Abstract. Diabatic processes are essential in shaping the thermodynamic and chemical structure of the extra-tropical transition layer (ExTL). Cirrus may play a vital role due to associated latent heating and their influence on radiative and turbulent properties. Here we present for the first time in situ observations of the ExTL thermodynamic structure in- and outside cirrus by utilizing a dual-platform approach. The observational data were collected during the AIRTOSS-ICE campaign. Earlier analysis by Müller et al. (2015) suggests that the observed cirrus had formed in stratospherically influenced air masses based on measured N₂O mixing ratios.

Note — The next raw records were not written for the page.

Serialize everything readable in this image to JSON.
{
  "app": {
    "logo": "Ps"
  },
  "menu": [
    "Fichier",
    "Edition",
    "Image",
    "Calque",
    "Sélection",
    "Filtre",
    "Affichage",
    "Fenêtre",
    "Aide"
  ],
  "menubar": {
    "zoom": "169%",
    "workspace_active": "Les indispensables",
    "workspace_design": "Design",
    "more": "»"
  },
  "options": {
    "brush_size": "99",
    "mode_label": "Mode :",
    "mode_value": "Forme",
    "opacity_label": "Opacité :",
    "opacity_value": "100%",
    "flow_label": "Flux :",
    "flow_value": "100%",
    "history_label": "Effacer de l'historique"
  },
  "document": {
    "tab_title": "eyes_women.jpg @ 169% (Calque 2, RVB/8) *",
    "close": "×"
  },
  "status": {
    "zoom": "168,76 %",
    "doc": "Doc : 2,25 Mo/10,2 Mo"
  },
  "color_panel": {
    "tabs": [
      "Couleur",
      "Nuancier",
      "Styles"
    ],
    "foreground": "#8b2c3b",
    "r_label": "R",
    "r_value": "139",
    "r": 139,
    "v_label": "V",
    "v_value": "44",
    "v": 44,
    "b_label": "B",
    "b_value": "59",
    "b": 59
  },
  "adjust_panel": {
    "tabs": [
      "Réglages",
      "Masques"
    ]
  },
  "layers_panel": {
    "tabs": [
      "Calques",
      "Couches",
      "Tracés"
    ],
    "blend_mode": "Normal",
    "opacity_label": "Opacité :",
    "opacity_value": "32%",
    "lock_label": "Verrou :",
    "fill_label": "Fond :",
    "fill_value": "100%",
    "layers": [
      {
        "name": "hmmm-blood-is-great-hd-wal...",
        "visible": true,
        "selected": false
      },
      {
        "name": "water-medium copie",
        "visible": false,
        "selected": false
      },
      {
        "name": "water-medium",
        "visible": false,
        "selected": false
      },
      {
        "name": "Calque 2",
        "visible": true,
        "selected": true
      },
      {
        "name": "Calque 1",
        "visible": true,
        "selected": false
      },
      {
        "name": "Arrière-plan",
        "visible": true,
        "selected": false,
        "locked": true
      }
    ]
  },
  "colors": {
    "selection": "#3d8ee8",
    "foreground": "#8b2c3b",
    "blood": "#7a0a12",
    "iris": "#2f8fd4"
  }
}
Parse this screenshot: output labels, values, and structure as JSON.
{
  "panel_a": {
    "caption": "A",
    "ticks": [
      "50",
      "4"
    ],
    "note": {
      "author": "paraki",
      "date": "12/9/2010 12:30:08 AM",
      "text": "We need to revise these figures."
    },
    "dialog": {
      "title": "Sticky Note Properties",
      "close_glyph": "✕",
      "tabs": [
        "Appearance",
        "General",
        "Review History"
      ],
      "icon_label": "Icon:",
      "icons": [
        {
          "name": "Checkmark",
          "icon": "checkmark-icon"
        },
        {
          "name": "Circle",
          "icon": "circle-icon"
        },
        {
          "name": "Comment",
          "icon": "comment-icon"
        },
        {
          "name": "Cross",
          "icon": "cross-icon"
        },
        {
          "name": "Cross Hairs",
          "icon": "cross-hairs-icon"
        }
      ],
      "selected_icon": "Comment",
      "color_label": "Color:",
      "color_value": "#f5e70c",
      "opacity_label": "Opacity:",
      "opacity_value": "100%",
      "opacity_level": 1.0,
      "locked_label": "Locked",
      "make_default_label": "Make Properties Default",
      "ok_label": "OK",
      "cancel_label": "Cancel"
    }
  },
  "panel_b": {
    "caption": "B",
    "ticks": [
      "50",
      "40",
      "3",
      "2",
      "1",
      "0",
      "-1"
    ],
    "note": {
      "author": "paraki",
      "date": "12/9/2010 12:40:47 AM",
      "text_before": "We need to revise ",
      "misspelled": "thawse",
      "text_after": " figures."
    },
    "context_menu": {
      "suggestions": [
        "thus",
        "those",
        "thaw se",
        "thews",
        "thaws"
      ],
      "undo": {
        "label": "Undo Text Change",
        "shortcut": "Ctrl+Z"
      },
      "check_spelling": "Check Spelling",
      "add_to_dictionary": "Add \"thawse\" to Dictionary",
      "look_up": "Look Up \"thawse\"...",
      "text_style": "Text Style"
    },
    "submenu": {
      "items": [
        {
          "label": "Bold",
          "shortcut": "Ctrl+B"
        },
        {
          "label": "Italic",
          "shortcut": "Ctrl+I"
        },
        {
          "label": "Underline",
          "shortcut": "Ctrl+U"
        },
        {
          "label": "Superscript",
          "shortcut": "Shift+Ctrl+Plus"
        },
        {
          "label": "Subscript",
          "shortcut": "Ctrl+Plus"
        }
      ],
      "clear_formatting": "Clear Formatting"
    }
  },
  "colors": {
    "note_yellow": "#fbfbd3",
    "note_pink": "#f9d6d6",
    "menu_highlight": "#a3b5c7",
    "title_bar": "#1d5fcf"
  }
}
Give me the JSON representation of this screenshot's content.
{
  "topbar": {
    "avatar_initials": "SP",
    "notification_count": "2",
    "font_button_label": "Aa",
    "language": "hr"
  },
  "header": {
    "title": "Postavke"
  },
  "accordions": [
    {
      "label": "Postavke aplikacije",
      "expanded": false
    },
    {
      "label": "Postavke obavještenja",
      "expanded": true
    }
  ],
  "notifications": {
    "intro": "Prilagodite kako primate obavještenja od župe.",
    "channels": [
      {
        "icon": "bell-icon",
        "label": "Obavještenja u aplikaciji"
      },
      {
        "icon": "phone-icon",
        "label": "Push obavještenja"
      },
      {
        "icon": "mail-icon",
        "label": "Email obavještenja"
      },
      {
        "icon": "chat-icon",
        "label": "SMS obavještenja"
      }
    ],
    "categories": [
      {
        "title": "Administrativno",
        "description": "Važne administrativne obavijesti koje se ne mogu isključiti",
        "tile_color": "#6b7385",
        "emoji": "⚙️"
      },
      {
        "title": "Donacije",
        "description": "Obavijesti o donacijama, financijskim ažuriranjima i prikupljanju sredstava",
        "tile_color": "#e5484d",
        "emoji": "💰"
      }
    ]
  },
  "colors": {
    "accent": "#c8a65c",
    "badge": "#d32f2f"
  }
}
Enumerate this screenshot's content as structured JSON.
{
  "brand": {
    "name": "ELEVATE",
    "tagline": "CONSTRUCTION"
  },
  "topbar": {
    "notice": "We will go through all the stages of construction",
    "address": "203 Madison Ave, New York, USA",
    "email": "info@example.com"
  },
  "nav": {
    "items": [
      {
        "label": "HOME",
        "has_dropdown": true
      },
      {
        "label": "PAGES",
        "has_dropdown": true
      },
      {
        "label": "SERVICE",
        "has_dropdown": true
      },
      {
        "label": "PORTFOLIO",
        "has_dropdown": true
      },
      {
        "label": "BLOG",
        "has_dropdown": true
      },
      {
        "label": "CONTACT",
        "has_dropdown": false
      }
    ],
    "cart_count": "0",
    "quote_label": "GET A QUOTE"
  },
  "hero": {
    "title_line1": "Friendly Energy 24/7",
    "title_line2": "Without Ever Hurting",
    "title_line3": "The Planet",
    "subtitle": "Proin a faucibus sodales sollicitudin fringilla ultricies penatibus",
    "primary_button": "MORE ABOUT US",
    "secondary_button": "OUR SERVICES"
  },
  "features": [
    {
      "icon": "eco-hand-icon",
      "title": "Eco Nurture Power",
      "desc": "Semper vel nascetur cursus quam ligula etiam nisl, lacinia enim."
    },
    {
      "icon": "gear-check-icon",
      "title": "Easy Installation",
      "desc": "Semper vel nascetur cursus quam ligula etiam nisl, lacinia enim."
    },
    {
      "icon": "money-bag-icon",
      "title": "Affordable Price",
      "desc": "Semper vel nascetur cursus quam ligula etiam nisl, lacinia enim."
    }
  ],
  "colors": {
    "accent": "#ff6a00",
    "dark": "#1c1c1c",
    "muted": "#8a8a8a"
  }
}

The dual-platform approach reveals substantial disturbances in the vertical profile of potential temperature with a weakened stratification inside the cirrus and sharpening above.

Lagrangian analysis based on high-resolution ICON simulations suggests that cirrus related radiative cooling and latent heating are instrumental in the formation of the observed disturbed potential temperature profile. Radiative cooling and to a lesser degree turbulent heat and momentum transport result in substantial PV production in the upper part of the cirrus and a steepening of the vertical potential vorticity gradient. The simulation reproduces key aspects of the in situ observations and the larger-scale evolution as evident from satellite and radiosonde data. Our analysis further indicates that the cirrus particles formed in an already moist ExTL air mass over Southern Germany about 12 hours before it being sampled over the North Sea.

Our findings underline the importance of diabatic cloud processes for the thermodynamic structure of the ExTL and potential cross tropopause exchange.